Mas foi na Guiné que ouviu de um colega: "Tu és a privilegiada aqui”. A frase foi um choque e um ponto de viragem, que resolveu transformar em ação. O seu trabalho tem foco na criação de condições para que as comunidades se apropriem dos projetos de desenvolvimento. "Quero que as comunidades digam: isto é nosso." Para isso, defende que as iniciativas devem partir da escuta ativa e da co-criação, evitando a lógica do assistencialismo. "Acho que às vezes falta muito isso: apropriação. Venham nos ajudar, quando devia ser: vamos nos ajudar."
Sublinha que, muitas vezes, os projetos falham não por falta de qualidade, mas por não serem verdadeiramente incorporados pelas comunidades. "Um projeto vem, é perfeito, bem desenhado, mas como as pessoas acham que não é delas, não se sentem responsáveis." O trabalho que defende é, por isso, de base, relacional e com foco na sustentabilidade real.
Sem dar conta, o trabalho acabou por lhe trazer uma visibilidade que não procurava e em 2024 foi distinguida pela PowerList da BANTUMEN como uma das 100 Pessoas Negras Mais Influentes da Lusofonia.
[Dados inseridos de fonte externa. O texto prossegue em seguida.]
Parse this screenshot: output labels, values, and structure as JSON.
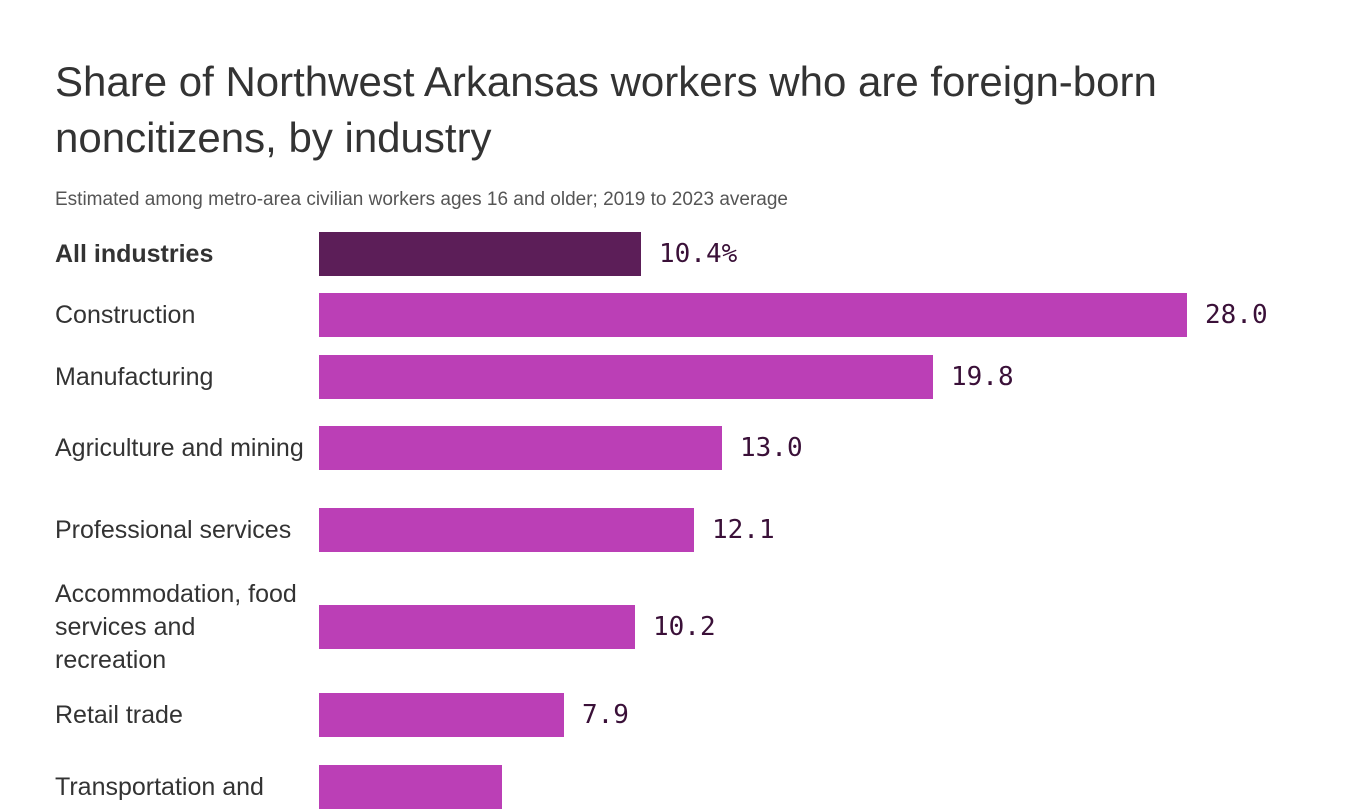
{
  "chart_data": {
    "type": "bar",
    "orientation": "horizontal",
    "title": "Share of Northwest Arkansas workers who are foreign-born noncitizens, by industry",
    "subtitle": "Estimated among metro-area civilian workers ages 16 and older; 2019 to 2023 average",
    "categories": [
      "All industries",
      "Construction",
      "Manufacturing",
      "Agriculture and mining",
      "Professional services",
      "Accommodation, food services and recreation",
      "Retail trade",
      "Transportation and"
    ],
    "values": [
      10.4,
      28.0,
      19.8,
      13.0,
      12.1,
      10.2,
      7.9,
      5.9
    ],
    "value_labels": [
      "10.4%",
      "28.0",
      "19.8",
      "13.0",
      "12.1",
      "10.2",
      "7.9",
      ""
    ],
    "highlight_index": 0,
    "xlim": [
      0,
      28.0
    ],
    "grid": false,
    "legend": "none",
    "colors": {
      "highlight": "#5c1e58",
      "bar": "#bb3fb6",
      "value_text": "#3a1038"
    }
  }
}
Assume que recebeu a distinção com surpresa. "Tudo o que eu faço, não faço por visibilidade", assegura.Ainda assim, reconhece o valor simbólico e estratégico de marcar presença em certos espaços - mesmo que, por vezes, não se sinta merecedora. "Quando estou numa sala, quero garantir que tudo o que eu aprendi possa ser transmitido."
Não esconde, no entanto, as tensões internas que carrega e partilha com franqueza a vulnerabilidade provocada pela síndrome do impostor: "Às vezes estou em espaços e sinto que não sou merecedora. É uma batalha interna que tenho sempre.”
Essa sensação, contudo, acaba por funcionar como um motor. "Quando sinto que não sou merecedora, isso encoraja-me ainda mais a partilhar tudo aquilo que vocês não tiveram naquela sala.” É precisamente nesse limbo entre a dúvida e o compromisso que consolida o seu posicionamento: estar onde é preciso, mas com plena consciência crítica.